THE ECONOMIC APPROACH TO LAW
2nd Edition, by Thomas Miceli
THE ECONOMIC APPROACH TO LAW
2nd Edition, by Thomas Miceli
THE ECONOMIC APPROACH TO LAW
2nd Edition, by Thomas Miceli
  

Chapter 7

Involuntary Transfers and Regulation of Property

Key Points

        This chapter concerns involuntary transfers of property between private individuals, and coercive acquisitions and regulation of property by the government.

        Adverse possession allows the occupier of a piece of property to acquire legal title if he or she occupies it continuously for a set number of years without objection by the true owner. It thus represents a statute of limitation on the owner’s right to enforce a property rule.

        The economic theory of adverse possession justifies the doctrine as a way of balancing offsetting risks of ownership. These are, on one hand, the risk arising from past claims by legitimate owners; and, on the other, that an absentee owner will lose title to a squatter.

        Owners of land mistakenly improved by another can either pay for the improvements, or require the improver to buy the land at its unimproved value.

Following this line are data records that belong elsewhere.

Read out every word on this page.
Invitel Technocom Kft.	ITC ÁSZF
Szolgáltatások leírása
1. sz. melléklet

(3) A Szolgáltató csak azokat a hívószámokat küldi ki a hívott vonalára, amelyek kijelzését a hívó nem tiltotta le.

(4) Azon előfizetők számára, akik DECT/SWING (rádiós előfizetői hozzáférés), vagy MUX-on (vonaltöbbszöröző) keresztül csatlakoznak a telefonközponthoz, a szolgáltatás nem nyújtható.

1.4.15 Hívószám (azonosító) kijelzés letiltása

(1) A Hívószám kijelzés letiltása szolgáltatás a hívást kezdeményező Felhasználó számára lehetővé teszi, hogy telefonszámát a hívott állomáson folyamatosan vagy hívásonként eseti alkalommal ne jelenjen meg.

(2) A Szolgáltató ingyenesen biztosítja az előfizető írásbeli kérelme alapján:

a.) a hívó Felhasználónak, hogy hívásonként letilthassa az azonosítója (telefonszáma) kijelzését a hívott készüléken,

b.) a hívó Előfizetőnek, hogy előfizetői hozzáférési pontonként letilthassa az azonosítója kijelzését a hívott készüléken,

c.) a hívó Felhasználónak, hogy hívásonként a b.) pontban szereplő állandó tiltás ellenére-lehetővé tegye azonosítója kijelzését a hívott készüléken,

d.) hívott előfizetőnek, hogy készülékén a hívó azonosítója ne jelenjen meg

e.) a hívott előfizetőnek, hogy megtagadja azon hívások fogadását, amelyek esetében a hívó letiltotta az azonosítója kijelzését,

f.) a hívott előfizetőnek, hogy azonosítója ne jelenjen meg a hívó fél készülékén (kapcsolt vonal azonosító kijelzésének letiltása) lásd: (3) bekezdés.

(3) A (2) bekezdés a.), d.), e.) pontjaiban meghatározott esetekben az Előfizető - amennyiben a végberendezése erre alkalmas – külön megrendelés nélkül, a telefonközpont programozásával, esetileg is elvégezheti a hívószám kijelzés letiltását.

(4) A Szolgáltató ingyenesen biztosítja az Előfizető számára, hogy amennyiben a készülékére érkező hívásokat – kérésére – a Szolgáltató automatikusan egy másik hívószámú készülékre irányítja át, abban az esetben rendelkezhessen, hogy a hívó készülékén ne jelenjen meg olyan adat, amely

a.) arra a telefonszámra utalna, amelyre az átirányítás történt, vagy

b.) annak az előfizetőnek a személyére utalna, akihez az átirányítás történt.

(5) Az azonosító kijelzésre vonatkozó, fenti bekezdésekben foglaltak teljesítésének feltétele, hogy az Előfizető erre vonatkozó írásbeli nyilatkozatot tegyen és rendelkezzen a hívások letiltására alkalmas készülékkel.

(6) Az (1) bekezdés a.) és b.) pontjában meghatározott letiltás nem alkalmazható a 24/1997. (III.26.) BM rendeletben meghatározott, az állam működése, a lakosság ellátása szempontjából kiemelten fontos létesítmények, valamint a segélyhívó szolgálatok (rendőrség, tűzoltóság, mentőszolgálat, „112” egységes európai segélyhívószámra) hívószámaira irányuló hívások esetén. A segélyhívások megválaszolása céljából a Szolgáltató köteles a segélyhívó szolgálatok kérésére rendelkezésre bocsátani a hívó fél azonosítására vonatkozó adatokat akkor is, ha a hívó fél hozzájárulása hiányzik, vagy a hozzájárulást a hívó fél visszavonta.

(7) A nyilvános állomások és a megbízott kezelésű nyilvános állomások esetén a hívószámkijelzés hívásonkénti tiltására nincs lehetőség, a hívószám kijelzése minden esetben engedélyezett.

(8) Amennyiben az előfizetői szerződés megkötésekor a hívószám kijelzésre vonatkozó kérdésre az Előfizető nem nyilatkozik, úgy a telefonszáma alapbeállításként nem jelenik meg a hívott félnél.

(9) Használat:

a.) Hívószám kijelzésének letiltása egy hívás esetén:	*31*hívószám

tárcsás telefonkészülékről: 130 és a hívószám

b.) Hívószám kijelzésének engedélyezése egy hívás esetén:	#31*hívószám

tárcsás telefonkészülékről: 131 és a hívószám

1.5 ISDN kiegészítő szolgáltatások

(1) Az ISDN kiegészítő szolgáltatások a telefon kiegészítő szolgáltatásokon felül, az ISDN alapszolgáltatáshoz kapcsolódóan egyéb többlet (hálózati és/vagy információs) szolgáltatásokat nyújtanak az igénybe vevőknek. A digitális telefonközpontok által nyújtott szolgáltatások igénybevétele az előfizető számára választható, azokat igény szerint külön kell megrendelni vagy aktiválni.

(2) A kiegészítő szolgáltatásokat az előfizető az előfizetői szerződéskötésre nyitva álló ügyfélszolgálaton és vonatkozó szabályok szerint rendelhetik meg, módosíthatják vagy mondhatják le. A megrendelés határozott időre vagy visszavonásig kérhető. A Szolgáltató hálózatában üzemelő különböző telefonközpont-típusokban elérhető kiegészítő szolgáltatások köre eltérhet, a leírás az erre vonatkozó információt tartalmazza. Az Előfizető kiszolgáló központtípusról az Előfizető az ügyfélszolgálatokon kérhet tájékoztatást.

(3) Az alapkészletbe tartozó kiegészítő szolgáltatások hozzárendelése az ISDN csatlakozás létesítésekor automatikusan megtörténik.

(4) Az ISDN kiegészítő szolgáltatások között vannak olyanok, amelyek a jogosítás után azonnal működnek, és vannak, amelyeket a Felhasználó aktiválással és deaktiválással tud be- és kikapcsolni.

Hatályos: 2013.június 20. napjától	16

This rule gives would-be improvers the correct economic incentives regarding whether or not to conduct a survey prior to commencing the improvement.

        Inheritance rules give testators considerable freedom to pass their property on to heirs. Formerly, primogeniture required all land to be passed on to the eldest son. The decline of primogeniture reflects several factors, including the development of land markets which facilitate the transfer and consolidation of land.

        The rule against perpetuities puts a time limit on the ability of testators to control bequests to the lifetime of anyone alive at the time of the bequest plus twenty-one years. The economic purpose of the rule is to limit a testator’s control of resources into the uncertain future.

        The eminent domain (or takings) clause of the Constitution allows the government to take private property for public use as long as just compensation is paid.

        The proper economic justification for eminent domain is to overcome the holdout problem, which impedes the efficient assembly of land. Importantly, this justification does not necessarily limit the use of eminent domain to public projects.

        Courts have defined just compensation to mean the fair market value of a taken parcel. Economists have noted, however, that this measure undercompensates owners by failing to account for the subjective value to their land.

        Recent economic models of eminent domain have shown that compensation must be lump sum in order to avoid a moral hazard problem that would cause landowners to overinvest in land subject to a takings risk. A special case of lump-sum compensation is zero compensation.

        Scholars have raised several objections to the no-compensation result, including the need to prevent the government from taking too much land (fiscal illusion), the benefits of insuring landowners against the risk of a taking, and the demoralization costs of not paying compensation.

        The takings question often arises in the context of government regulations that substantially reduce the value of the regulated property. Courts have developed several tests to determine when a regulation crosses the boundary between a non-compensable police power action and a compensable taking (referred to as a regulatory taking).

        Economic theory shows that both efficient land use incentives and efficient takings decisions can be achieved by a threshold compensation rule that only requires compensation to be paid if the regulation was enacted inefficiently. The result is reminiscent of the efficiency of negligence rules in tort law.

        In terms of explaining actual takings law, the efficient threshold rule resembles the famous diminution value test, as well as other legal tests for compensation.

        Capitalization of the compensation rule into the market price for land does not make the compensation rule irrelevant because the owner of the land at the time the threat of a regulation is first announced suffers a capital loss.

        Zero compensation for land use regulation creates a risk that landowners will develop prematurely in an effort to pre-empt the regulation.

        Government regulation is preferred to common law control when harm is dispersed, given the cost of collective action by victims. The disadvantage of regulation is that it generally imposes a single standard applicable to all injurers, resulting in too little care by some and not enough by others.